The third criterion in judging translations, equivalence of response, is oriented toward either the source culture (in which case the receptor must understand the basis of the original response) or the receptor culture (in which case the receptor makes a corresponding response within a different cultural context). The extent to which the responses are similar depends upon the cultural distance between the two communication contexts.
In this description of the various criteria involved in the judging of translations, intent and response have been isolated from each other. But actually such isolation is impossible; for the nature of the response is closely tied to intent, presumed or actual, and any final judgment of translations must deal with both interrelated elements. At the same time, this formulation implies that the orientation can be to either the source or the receptor context, while in actual practice no either/or distinction can be made; rather, various grades of mixture or interpenetration must be dealt with. The either/or distinction is primarily a matter of principal focus of attention, or of priority of concern. IN the same way, no judgment on translations can completely isolate the source context from the receptor one. Nevertheless, though the three criteria of efficiency, comprehension of intent, and similarity of response cannot be fully isolated from one another, they are all basic to an understanding and evaluation of different translations.
Though there is a relatively wide range of possible legitimate translations beginning with somewhat literal F-E (Formal Equivalent) renderings to rather highly D-E (Dynamic Equivalent) ones, there are certain points on both ends of this scale at which extremely F-E or D-E translations fall off rapidly in efficiency, accuracy, and relevance. On the F-E end of the scale a translation which is exceedingly literal, contains numerous awkward expressions, and is hence "overloaded" as far as the prospective receptors are concerned, is obviously far below legitimate standards. At the other end of the scale, a D-E translation may likewise fail to come up to a valid standard, if in the translator's concern for the response of the receptors he has been unfaithful to the content of the original message.
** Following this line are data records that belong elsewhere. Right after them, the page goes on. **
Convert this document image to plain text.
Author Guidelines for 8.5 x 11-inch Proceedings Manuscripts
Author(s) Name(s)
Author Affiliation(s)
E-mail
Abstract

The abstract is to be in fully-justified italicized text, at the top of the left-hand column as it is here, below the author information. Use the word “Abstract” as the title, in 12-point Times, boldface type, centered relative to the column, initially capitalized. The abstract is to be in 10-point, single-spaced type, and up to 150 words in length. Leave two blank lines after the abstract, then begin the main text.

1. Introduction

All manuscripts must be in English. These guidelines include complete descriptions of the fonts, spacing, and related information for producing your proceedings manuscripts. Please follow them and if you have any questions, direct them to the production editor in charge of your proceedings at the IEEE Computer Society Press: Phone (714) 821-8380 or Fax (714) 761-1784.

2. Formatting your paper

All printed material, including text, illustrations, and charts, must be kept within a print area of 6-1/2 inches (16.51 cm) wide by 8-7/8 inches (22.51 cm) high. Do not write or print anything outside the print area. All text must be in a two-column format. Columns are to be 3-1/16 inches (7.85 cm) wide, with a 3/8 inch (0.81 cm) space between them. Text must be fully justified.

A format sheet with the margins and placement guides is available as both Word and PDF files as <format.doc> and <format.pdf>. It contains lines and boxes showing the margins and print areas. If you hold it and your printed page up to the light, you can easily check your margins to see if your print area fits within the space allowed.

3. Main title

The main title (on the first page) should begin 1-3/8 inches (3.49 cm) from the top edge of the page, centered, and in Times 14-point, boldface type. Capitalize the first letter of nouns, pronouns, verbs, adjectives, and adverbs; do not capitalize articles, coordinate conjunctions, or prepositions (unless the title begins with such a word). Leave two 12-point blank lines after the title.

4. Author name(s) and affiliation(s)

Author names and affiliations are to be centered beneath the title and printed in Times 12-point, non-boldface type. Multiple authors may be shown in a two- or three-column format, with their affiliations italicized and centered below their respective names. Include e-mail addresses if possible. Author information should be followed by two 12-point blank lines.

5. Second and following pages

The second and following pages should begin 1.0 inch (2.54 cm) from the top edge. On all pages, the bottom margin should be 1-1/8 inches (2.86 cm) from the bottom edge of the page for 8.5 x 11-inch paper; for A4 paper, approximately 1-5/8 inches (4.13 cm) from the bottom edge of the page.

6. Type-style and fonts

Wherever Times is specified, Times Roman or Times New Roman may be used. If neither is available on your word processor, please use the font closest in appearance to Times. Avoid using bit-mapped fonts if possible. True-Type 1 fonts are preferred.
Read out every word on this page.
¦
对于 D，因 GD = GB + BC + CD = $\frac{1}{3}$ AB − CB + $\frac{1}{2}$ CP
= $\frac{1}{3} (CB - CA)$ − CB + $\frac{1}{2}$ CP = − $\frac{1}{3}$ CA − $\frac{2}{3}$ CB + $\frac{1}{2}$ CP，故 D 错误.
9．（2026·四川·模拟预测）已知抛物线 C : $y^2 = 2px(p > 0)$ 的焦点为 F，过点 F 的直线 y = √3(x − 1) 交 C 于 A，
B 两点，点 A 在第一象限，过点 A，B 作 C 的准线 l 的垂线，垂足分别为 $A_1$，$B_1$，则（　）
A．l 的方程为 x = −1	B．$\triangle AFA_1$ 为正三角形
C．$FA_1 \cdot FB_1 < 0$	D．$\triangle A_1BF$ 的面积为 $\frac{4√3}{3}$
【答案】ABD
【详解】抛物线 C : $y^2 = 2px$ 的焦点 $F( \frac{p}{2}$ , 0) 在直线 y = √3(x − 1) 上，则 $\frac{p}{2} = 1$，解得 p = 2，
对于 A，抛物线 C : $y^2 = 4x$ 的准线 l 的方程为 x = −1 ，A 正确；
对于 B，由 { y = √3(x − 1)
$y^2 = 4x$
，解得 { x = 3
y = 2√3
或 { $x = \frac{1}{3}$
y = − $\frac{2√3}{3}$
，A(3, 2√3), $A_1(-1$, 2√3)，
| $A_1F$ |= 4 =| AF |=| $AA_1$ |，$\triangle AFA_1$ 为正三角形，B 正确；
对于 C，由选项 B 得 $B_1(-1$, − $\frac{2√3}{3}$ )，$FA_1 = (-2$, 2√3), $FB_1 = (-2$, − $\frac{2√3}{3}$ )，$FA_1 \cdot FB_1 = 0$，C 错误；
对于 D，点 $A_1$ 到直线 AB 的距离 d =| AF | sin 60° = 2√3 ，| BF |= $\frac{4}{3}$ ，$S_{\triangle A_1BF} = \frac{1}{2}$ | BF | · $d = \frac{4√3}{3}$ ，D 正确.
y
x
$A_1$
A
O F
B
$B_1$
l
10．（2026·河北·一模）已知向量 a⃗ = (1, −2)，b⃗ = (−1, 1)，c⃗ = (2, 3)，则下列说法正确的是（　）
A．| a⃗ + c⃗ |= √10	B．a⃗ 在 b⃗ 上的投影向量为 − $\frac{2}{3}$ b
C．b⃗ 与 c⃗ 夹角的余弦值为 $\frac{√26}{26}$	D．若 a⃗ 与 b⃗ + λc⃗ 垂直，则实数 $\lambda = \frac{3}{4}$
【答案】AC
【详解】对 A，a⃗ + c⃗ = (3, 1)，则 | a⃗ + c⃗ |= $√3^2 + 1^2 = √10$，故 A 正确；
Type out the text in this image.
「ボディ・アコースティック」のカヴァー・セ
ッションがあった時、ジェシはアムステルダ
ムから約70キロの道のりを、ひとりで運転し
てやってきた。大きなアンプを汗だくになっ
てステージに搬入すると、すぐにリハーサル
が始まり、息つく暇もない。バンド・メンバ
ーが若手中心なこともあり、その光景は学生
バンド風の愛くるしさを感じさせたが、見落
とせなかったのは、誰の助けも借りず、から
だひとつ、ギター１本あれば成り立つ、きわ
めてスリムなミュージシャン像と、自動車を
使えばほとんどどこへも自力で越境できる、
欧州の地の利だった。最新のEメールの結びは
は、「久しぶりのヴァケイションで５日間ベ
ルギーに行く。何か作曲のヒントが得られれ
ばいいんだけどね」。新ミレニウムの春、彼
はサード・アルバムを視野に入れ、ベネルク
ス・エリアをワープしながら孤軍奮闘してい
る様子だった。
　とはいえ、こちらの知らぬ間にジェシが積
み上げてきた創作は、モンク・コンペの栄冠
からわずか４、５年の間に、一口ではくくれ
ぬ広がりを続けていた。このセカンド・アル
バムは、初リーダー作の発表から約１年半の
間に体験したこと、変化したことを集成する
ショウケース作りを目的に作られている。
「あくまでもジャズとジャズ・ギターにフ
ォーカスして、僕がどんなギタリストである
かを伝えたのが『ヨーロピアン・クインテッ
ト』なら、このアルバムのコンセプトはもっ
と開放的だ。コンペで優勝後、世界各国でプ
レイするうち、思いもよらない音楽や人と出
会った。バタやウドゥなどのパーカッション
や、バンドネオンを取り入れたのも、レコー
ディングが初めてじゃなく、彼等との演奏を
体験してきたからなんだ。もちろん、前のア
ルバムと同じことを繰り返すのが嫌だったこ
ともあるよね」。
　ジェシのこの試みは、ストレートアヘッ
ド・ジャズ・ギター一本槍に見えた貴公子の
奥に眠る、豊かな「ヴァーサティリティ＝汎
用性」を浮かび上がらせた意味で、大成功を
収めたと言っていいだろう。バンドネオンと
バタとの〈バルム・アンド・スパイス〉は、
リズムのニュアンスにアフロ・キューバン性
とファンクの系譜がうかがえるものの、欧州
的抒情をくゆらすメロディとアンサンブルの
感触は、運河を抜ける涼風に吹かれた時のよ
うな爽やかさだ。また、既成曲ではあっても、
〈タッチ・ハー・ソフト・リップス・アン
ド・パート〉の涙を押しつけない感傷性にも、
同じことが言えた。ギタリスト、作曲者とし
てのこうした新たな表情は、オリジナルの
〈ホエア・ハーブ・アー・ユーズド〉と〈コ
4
F-E translations which fall below standards are generally more common than correspondingly inadequate D-E translations, for the gross errors in F-E translating arise primarily out of ignorance, oversight, and failure to comprehend the true nature of translating. On the other hand, mistakes in D-E translations are generally less numerous, for they are usually made with the translator's eyes wide open. In a sense, renderings which err in being too far in the direction of a D-E translation may be more dangerous, particularly if a translator is clever in concealing his "slanting." But the mistakes resulting from filling a translation with renderings which are too much in the direction of F-E translating are more ruinous, for the translation is usually so overloaded that it is unlikely to be used with any great effectiveness, except where there is an unusual amount of incentive and cultural pressure.